In the end I need to say that we are not the healers. Christ is the healer. We provide opportunities for Christ to work. We provide ways for people to encounter the healing touch of Christ.
How can we best do that? How can this church provide a place of healing for you? Often in a sermon I end up talking about possibilities for ways to serve Jesus. This week I am asking you, “How can we help Jesus servce you? How can we provide a way for you to encounter the healing touch of Jesus? What can the church do to help you? This week I am asking you, “How can we be the healing place where Christ is able to do the work?”
To believe that God may heal is a radical act of faith. To believe that God can heal our souls, to believe that God can do things we think are impossible takes faith. Not your faith. OUR faith.
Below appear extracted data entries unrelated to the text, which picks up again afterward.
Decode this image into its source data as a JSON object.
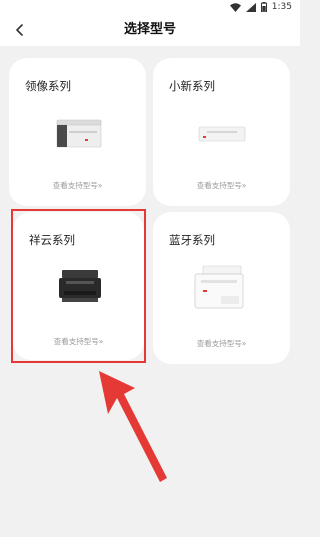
{
  "status": {
    "time": "1:35"
  },
  "header": {
    "title": "选择型号"
  },
  "cards": [
    {
      "title": "领像系列",
      "link": "查看支持型号»"
    },
    {
      "title": "小新系列",
      "link": "查看支持型号»"
    },
    {
      "title": "祥云系列",
      "link": "查看支持型号»"
    },
    {
      "title": "蓝牙系列",
      "link": "查看支持型号»"
    }
  ],
  "colors": {
    "highlight": "#e53935",
    "arrow": "#e53935",
    "background": "#f1f1f1"
  }
}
We gather together to provide a community of healing, to support one another, to pray for one another, and let God work through us to heal one another.
Amen.
Text
Mark 5:21-43
21When Jesus had crossed again in the boat to the other side, a great crowd gathered around him; and he was by the sea. 22Then one of the leaders of the synagogue named Jairus came and, when he saw him, fell at his feet 23and begged him repeatedly, “My little daughter is at the point of death. Come and lay your hands on her, so that she may be made well, and live.” 24So he went with him.
And a large crowd followed him and pressed in on him. 25Now there was a woman who had been suffering from hemorrhages for twelve years. 26She had endured much under many physicians, and had spent all that she had; and she was no better, but rather grew worse. 27She had heard about Jesus, and came up behind him in the crowd and touched his cloak, 28for she said, “If I but touch his clothes, I will be made well.” 29Immediately her hemorrhage stopped; and she felt in her body that she was healed of her disease. 30Immediately aware that power had gone forth from him, Jesus turned about in the crowd and said, “Who touched my clothes?” 31And his disciples said to him, “You see the crowd pressing in on you; how can you say, ‘Who touched me?'” 32He looked all around to see who had done it. 33But the woman, knowing what had happened to her, came in fear and trembling, fell down before him, and told him the whole truth. 34He said to her, “Daughter, your faith has made you well; go in peace, and be healed of your disease.”
35While he was still speaking, some people came from the leader’s house to say, “Your daughter is dead. Why trouble the teacher any further?” 36But overhearing what they said, Jesus said to the leader of the synagogue, “Do not fear, only believe.” 37He allowed no one to follow him except Peter, James, and John, the brother of James. 38When they came to the house of the leader of the synagogue, he saw a commotion, people weeping and wailing loudly. 39When he had entered, he said to them, “Why do you make a commotion and weep? The child is not dead but sleeping.” 40And they laughed at him. Then he put them all outside, and took the child’s father and mother and those who were with him, and went in where the child was. 41He took her by the hand and said to her, “Talitha cum,” which means, “Little girl, get up!” 42And immediately the girl got up and began to walk about (she was twelve years of age). At this they were overcome with amazement. 43He strictly ordered them that no one should know this, and told them to give her something to eat.